Planificación para una vida longeva y plena: los nuevos paradigmas de la edad
La longevidad está transformando la forma en que concebimos nuestras etapas vitales, promoviendo la planificación y la autoobservación. Expertas proponen una nueva perspectiva sobre el envejecimiento, centrada en el bienestar a largo plazo y la intergeneracionalidad.

En un contexto donde la expectativa de vida se incrementa y cada vez es más habitual alcanzar los 100 años, surge la necesidad de replantear cómo vivimos nuestras etapas a lo largo de la vida. Las autoras Milagros Abud y Alicia Rozenblum, en su libro "La nueva longevidad. El bonus track de la vida", proponen un cambio de paradigma que desafía el modelo tradicional de vida en tres etapas: juventud, adultez y vejez. En su lugar, sugieren que nos enfrentamos a una vida en múltiples etapas, lo que nos permite explorar diversas facetas de nuestro ser a lo largo de los años.

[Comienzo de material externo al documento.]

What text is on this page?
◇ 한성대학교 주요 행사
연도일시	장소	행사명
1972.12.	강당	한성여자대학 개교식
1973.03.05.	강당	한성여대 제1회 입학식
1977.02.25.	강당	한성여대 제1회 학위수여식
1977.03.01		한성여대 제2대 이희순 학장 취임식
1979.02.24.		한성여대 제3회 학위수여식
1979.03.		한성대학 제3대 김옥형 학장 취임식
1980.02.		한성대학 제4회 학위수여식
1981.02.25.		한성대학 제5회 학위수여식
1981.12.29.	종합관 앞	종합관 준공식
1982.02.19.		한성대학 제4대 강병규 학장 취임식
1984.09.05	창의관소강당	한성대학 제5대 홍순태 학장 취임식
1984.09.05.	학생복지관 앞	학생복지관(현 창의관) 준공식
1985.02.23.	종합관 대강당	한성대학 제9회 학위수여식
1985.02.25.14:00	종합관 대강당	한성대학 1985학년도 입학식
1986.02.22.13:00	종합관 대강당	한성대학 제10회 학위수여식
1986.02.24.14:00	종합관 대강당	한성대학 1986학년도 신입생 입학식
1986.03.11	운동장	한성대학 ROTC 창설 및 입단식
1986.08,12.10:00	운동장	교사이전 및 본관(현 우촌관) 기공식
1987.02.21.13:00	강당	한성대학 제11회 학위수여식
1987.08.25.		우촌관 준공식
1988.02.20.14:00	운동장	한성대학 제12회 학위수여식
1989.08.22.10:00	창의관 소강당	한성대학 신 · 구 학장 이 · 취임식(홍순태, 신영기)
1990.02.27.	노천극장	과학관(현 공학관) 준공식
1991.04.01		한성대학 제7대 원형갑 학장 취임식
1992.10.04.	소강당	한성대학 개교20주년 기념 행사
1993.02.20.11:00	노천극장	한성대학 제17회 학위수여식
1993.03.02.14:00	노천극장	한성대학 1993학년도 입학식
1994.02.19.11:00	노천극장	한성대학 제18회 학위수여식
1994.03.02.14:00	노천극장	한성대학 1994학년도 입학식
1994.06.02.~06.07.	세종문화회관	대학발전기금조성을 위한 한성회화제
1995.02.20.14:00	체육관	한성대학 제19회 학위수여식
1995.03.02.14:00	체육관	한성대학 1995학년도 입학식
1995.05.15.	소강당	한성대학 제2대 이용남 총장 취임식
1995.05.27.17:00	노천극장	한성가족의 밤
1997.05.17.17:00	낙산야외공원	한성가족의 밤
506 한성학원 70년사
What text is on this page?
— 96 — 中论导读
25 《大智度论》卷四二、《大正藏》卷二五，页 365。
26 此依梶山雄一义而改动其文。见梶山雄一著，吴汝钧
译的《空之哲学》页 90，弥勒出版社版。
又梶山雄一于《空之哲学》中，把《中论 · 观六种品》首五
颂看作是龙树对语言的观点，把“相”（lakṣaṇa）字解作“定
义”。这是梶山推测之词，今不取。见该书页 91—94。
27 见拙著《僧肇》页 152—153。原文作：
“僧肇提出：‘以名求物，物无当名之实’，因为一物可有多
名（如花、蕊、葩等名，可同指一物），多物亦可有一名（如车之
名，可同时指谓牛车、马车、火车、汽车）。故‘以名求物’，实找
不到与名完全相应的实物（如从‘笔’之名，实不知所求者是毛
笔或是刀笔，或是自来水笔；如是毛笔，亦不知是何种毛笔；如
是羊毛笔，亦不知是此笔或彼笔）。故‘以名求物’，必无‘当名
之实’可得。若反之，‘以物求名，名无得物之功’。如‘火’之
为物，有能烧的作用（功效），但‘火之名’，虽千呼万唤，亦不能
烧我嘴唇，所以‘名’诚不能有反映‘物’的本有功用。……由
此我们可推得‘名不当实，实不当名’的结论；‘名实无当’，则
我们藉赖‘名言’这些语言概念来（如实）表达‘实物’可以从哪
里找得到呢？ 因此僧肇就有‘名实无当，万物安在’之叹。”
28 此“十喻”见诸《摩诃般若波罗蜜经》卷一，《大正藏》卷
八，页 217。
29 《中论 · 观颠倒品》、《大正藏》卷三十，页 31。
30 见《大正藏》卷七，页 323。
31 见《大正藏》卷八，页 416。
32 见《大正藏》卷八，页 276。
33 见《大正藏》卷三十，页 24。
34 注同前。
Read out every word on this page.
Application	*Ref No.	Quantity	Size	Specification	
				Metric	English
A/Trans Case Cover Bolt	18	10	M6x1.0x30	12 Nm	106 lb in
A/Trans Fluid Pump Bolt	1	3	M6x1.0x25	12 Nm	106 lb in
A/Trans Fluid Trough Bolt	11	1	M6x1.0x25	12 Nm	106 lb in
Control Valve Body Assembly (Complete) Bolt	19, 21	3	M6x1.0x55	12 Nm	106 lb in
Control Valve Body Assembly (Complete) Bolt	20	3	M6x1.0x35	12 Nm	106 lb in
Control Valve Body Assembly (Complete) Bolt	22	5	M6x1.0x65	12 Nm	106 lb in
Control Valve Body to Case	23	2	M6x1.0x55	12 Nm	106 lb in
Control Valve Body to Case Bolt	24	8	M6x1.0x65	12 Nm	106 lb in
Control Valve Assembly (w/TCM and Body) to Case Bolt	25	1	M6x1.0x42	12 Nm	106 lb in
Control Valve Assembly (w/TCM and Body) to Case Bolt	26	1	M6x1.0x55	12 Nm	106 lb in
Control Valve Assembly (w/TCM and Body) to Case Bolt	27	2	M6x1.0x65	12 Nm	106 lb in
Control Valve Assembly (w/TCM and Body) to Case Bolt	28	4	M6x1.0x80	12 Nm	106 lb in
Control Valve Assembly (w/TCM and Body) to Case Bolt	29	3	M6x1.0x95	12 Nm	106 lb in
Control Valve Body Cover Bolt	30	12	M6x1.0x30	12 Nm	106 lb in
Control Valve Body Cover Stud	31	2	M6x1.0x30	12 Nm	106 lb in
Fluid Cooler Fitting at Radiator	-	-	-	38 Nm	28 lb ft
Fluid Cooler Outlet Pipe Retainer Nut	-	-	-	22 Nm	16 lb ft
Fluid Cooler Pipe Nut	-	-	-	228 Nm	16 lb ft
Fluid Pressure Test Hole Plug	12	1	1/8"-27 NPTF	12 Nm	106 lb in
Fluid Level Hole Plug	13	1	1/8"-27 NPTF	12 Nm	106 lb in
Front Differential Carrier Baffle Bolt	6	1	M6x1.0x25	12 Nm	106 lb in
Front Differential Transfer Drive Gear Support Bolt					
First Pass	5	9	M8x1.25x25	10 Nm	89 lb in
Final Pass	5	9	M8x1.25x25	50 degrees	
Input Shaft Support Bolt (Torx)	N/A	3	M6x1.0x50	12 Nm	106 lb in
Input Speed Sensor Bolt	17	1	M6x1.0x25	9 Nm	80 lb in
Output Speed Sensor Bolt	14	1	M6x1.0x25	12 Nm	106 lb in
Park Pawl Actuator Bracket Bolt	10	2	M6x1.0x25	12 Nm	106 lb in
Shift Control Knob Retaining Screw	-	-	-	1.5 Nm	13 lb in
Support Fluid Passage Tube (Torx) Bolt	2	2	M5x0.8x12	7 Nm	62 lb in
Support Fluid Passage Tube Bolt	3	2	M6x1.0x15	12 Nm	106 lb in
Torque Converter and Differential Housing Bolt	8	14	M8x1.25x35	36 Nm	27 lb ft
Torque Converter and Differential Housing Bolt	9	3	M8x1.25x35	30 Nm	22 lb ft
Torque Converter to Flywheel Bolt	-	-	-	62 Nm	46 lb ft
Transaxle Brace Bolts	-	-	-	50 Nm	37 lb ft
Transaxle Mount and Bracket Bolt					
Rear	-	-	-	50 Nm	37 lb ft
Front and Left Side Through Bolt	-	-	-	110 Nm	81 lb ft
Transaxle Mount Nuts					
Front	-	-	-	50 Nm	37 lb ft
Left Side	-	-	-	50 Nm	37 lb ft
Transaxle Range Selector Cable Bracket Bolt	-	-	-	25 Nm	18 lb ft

La idea de autocontinuidad se presenta como fundamental para mantener nuestro bienestar en el futuro. Este concepto implica no solo reflexionar sobre nuestro pasado, sino también planificar nuestro futuro. Desde el cuidado de la salud física y mental hasta la organización de nuestras finanzas, cada decisión se vuelve crítica para vivir no solo más años, sino años de calidad. Planificar presupuestariamente se convierte en una necesidad que impacta positivamente en nuestro futuro cercano, sugiriendo que cuanto antes comencemos a prepararnos, mejores serán las condiciones de vida en la vejez.
También se propone un enfoque en la construcción de vínculos interpersonales. La soledad no deseada es uno de los principales desafíos que enfrentan las personas mayores, por lo que fomentar relaciones significativas no solo con contemporáneos, sino también con personas de diferentes edades, se vuelve clave. En un mundo donde coexisten hasta cinco generaciones en un mismo espacio laboral, la capacidad de empatizar y relacionarse con estos distintos grupos se convierte en una habilidad esencial para una vejez plena.
El proceso de reinvención personal asoma como otro aspecto central en este nuevo paradigma. No se trata únicamente de adaptarse a los cambios, sino de aprender a observarse a uno mismo, reconociendo capacidades, intereses y debilidades para transformar esos elementos en oportunidades. Esta reflexión se propone como estructura para abarcar tanto los desafíos como las posibilidades que se presentan en este camino hacia una longevidad activa.
De esta forma, el mensaje de Abud y Rozenblum resuena en la necesidad de una mirada consciente y planificada hacia el futuro. Los cambios demográficos nos exigen una nueva comprensión de las distintas etapas de nuestra vida, donde se valora no solo la cantidad de años, sino la calidad de esos años y la riqueza de las experiencias personales que podemos fomentar y construir.
La invitación es clara: prepararnos para vivir plenamente, abrazando cada una de las múltiples etapas que la vida nos ofrece, en lugar de someternos a un envejecimiento pasivo y solitario, y así asegurar un futuro donde la calidad de vida predomine.